Luke Quinlivan

Personal information
- Born: August 20, 1985 (age 41) Perth, Western Australia, Australia

Sport
- Sport: Water polo

Medal record
Representing Australia
Summer Universiade
| Gold medal – first place | 2009 Belgrade | Team competition |

= Luke Quinlivan =

Australian water polo player

Luke Quinlivan (born 20 August 1985 in Perth) is an Australian water polo player who plays as a goalkeeper. He was part of the Australian water polo team that won the gold medal at the World University Games in Serbia in 2009 and won a FINA Water Polo World League bronze medal in 2007 in Germany and in 2008 in Italy.

==Private life==
Quinlivan's parents are Neil Brooks, and Lynette Quinlivan. He attended Aquinas College, Perth and was then awarded a full sporting scholarship at the Australian Institute of Sport in Canberra for water polo between 2002 and 2005. Quinlivan has been studying a Bachelor of Communications specialising in journalism at Edith Cowan University.

==Water polo career==

In December 2008 Quinlivan competed in the Tom Hoad Cup in a composite team called the "Barbarians" which he captained. The team won the gold medal in the international competition.

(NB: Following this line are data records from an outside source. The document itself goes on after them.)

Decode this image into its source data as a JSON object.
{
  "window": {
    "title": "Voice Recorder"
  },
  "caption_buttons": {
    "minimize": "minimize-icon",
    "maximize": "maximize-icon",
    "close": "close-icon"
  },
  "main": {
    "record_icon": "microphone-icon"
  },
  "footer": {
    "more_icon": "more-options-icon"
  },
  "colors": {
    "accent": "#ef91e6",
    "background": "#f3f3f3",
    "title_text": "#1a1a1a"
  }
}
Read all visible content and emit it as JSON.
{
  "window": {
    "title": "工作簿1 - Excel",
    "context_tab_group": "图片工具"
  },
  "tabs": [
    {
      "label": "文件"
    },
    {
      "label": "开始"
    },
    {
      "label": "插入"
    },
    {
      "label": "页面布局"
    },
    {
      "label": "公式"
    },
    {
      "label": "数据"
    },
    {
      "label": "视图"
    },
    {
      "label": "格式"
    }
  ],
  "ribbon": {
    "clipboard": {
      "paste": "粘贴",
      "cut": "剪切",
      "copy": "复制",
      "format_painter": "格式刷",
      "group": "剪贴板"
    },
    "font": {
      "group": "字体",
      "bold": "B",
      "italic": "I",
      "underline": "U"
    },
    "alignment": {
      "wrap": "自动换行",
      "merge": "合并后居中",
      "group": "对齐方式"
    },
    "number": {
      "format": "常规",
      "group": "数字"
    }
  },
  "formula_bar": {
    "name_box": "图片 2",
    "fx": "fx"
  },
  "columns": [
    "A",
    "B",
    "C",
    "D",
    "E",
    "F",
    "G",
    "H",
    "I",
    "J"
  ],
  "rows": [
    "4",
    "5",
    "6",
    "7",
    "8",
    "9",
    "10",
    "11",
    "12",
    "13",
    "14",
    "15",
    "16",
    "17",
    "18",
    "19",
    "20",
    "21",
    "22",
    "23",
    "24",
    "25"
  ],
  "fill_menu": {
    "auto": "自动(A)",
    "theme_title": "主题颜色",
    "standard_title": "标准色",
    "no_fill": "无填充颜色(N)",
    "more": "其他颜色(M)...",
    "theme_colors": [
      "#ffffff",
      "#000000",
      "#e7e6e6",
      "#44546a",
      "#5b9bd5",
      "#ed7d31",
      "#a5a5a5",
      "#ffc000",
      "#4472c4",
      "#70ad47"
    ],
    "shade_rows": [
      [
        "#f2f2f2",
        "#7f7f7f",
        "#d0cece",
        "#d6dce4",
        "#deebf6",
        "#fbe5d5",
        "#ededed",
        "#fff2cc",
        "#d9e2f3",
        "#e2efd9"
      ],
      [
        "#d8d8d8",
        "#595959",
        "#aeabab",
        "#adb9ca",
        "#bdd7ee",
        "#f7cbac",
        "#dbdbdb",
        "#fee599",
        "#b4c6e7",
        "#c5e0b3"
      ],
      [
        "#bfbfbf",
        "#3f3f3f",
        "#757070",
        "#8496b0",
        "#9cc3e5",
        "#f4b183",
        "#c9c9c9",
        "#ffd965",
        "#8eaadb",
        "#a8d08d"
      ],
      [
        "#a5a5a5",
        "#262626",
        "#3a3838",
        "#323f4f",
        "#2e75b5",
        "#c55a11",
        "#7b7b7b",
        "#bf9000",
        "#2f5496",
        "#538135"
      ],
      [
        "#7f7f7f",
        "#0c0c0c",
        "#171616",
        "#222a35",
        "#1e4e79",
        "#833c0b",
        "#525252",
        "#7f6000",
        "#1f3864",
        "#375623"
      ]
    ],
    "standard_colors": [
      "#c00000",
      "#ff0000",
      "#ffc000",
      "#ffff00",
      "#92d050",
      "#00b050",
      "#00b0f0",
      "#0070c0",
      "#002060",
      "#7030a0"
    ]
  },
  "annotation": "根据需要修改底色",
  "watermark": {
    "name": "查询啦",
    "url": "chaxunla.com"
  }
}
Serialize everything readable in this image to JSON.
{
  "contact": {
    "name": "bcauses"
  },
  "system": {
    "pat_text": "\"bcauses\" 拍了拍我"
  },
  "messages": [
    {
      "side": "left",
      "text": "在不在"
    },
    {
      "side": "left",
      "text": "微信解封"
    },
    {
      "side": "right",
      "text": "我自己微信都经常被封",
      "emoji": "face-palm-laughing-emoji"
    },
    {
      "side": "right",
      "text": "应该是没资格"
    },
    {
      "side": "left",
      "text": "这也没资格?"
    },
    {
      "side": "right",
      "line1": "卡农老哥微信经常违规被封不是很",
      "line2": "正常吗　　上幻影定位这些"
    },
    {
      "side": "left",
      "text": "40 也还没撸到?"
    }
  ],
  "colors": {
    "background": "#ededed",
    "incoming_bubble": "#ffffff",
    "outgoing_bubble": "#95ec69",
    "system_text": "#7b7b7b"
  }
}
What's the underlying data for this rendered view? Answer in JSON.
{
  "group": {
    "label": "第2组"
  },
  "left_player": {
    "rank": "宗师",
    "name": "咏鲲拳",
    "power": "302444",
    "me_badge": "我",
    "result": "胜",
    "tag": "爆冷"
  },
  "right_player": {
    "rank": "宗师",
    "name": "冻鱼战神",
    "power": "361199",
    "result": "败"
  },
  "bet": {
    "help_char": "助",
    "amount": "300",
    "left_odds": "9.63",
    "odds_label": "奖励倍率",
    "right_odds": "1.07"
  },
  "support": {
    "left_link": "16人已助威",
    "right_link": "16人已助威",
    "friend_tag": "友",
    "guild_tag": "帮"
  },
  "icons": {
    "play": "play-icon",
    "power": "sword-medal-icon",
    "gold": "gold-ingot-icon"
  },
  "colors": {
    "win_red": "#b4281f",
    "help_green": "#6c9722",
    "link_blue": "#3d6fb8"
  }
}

Despite being in the final 15, he was dropped from Australian selection for the 2008 Beijing Olympics.

Quinlivan played in the 2008-2009 Australian National Water Polo League (NWPL) competition for the Victorian Tigers. The Tigers won the Southern Cross Trophy for the men's competition, which means at the end of the fixtured competition they were the winning team. They eventually placed fifth.

He represented Australia at the World University Games in Belgrade, Serbia in July 2009. He saved a penalty shot in the men's semi-final game to help the Australian team win and progress to the gold medal play off.

Australia won the men's gold medal final against Croatia 6-4. This is the first time an open men's Australian water polo team has won a gold medal at a major international tournament. Quinlivan had an 81% save rate in the final against Croatia.

Quinlivan represented Australia at the 2009 FINA World Championships in Rome.